Over at Nova Scotia’s Environment Department, Friesen also is looking ahead. He’s excited about a new recycling program for old computers, televisions, and other smaller electronics and hopes the program will be running by next summer with public consultations likely to begin this fall. Discarded electronics, or e-waste, is a growing problem. In 2003 about 4,500 tonnes of used electronics were thrown out in Nova Scotia. That meant that 155 tonnes of lead, 110 kilograms of cadmium, and 25 kilograms of mercury from this waste was discarded, creating the potential for serious environmental problems.

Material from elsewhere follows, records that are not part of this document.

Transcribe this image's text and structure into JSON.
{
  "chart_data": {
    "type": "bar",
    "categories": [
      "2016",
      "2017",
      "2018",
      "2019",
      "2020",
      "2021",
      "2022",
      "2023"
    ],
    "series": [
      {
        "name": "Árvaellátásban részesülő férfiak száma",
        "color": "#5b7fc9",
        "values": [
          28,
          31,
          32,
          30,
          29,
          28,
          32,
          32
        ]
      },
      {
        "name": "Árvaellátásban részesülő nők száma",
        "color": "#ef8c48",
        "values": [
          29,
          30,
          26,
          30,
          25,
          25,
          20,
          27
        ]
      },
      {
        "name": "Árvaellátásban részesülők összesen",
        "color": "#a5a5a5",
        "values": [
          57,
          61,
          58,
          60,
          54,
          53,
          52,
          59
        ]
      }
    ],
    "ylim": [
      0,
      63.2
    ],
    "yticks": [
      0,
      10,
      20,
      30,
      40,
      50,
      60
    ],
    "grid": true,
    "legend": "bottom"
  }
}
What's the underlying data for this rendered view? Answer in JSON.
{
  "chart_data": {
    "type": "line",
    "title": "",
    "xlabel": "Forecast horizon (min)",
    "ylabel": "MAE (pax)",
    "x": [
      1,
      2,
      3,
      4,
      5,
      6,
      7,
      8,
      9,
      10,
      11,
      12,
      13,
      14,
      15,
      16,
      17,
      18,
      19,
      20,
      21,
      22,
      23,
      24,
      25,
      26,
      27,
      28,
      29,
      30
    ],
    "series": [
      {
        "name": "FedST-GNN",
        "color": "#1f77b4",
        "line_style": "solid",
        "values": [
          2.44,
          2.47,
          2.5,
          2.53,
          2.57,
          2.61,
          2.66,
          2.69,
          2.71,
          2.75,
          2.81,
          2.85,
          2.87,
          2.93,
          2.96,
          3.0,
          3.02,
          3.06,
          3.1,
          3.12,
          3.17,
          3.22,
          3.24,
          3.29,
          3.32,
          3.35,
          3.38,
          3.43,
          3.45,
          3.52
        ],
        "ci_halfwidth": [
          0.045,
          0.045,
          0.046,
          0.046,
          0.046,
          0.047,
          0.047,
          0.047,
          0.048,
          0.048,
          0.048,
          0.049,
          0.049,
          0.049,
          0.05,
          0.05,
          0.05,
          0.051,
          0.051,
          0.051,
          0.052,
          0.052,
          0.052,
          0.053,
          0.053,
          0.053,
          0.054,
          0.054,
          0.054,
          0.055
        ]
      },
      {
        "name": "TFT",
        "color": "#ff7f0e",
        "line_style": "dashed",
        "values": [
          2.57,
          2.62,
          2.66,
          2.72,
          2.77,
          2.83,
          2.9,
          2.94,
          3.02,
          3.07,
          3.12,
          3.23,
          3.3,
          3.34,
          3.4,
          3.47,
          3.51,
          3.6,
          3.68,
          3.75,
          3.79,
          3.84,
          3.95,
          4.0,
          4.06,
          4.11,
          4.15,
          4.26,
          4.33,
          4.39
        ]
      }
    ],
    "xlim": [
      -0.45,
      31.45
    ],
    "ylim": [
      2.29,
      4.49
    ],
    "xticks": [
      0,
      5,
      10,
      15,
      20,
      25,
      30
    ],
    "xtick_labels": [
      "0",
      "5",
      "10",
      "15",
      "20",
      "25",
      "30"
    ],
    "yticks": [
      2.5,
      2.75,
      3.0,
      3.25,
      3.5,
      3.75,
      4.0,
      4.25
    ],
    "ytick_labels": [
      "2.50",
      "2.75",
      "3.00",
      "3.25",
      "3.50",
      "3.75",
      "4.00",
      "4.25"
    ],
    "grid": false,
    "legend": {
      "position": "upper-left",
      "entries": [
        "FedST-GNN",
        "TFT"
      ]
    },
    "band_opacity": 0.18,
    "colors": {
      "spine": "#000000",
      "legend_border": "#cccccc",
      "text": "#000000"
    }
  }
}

Friesen is getting some ideas for the program from Japan and Alberta.The western province was the first in Canada to introduce an electronics recycling program. As of October of this year, televisions, computers, and other similar equipment headed to the landfill in Alberta will be collected and recycled. An environmental fee, ranging from $5 to $45, will be put on each product to cover the costs of collecting, transporting, and recycling the electronics, as well as educational programs and research. Friesen says he could see a similar program taking off in Nova Scotia. Getting the electronics program up and running will be just one more step in maintaining the province’s leadership in solid waste management

Out of the blue

Nancy Wentzell’s Denim Art business uses leftover women’s jeans as its raw material. Nancy Wentzell has found work in rescuing clothing destined for the dump. Since 1994 the New Germany resident has been diverting thousands of kilograms of denim from landfills to run her home-based business Fresh Start Denim Art.Wentzell buys denim—mostly women’s jeans—from Textile Traders Inc. and Scotiawipers Ltd.The jeans she buys are the ones that get passed over at local Frenchy’s stores.

Last year Wentzell gave a second life to 1,360 kilograms of recycled denim. From the used material she makes everything from bags to ties to decorative placemats.Wentzell sells her designs at festivals around the Atlantic provinces and in 33 stores across Canada; Jennifer’s of Nova Scotia is one of her biggest clients. – A.L.